ここからのブロックではクリティカルシンキング——物事に対して「なぜか」「本当に正しいか」を多面的に内省し、正しい結論に導く考え方——を学びます。AIが何でも答えてくれる時代に、なぜわざわざ疑う力が必要なのか。理由は3つあります。
理由1:AIは問いを立てられない(1-6で見たとおり)。会議で的確な質問を投げる人、企画の前提を突く人——価値を生むのは常に問いの側です。クリティカルシンキングは、その問いを生み出すための思考法です。
理由2:AIは嘘をつく可能性がある。ハルシネーション(1-2)は仕組み上なくなりません。しかもAIの嘘は、流暢で自信に満ちていて、もっともらしい。「本当か?」「根拠は?」と問い返す習慣のない人は、AIの誤りをそのまま意思決定に混入させます。AIの出力の質が上がるほど、誤りの見た目も洗練されるため、疑う力の価値はむしろ上がり続けます。
理由3:AIは責任を取れない(1-6・役割分担)。失敗しても、謝るのも直すのも信頼を失うのも人間です。責任を引き受ける以上、「なぜこの結論なのか」を自分の頭で検証し、自分の言葉で説明できなければなりません。「AIがそう言ったので」は、仕事の放棄と同じです。
まとめると、こういう構図です。
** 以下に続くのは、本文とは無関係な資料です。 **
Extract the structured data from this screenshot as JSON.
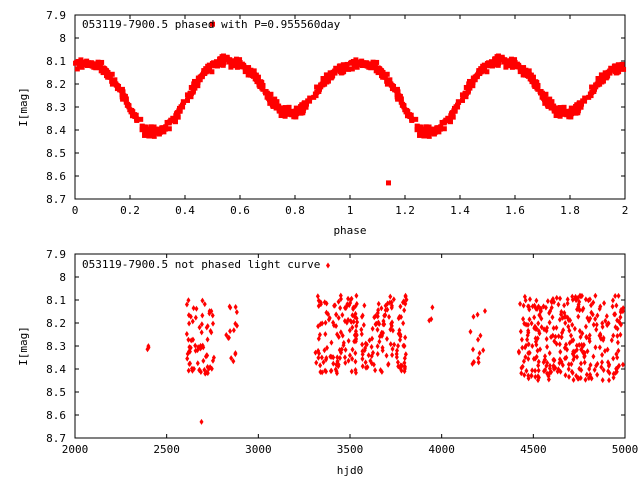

AIの能力が上がるほど、「答えを出す力」の価値は下がり、「問いを立てる力・検証する力・責任を持って判断する力」の価値が上がる。クリティカルシンキングは、AIに使われる側ではなくAIを賢く使う側に立つための、最低限の装備なのです。
そして朗報があります。クリティカルシンキングの実践には、壁打ち相手が必要です——そして生成AIは、疲れず、嫌がらず、24時間付き合ってくれる史上最高の壁打ち相手でもあるのです。疑う対象であり、疑う訓練の相手でもある。この二重の関係が、AI時代のクリティカルシンキングの面白さです。

保存版・疑う力が上がる3理由
AIは問いを立てられず、嘘をつき、責任を取れない。この3つが人間の仕事を規定する
AIの出力が洗練されるほど、疑う力の価値は上がる
AIは疑う対象であると同時に、疑う訓練の最高の壁打ち相手になる
だからこそ冒頭の"AIにできるなら意味あるのか"の答えは逆——疑う力の価値はむしろ上がります。
やってみよう: 今日AIに聞いた回答を1つ選び、「この回答の根拠は?」「反対の立場ならどう反論する?」と追撃質問してみましょう。検証の型はこちらです。
この回答について、
①根拠は何か、
②反対の立場ならどう反論するか、
③見落としている前提はないか、を挙げてください。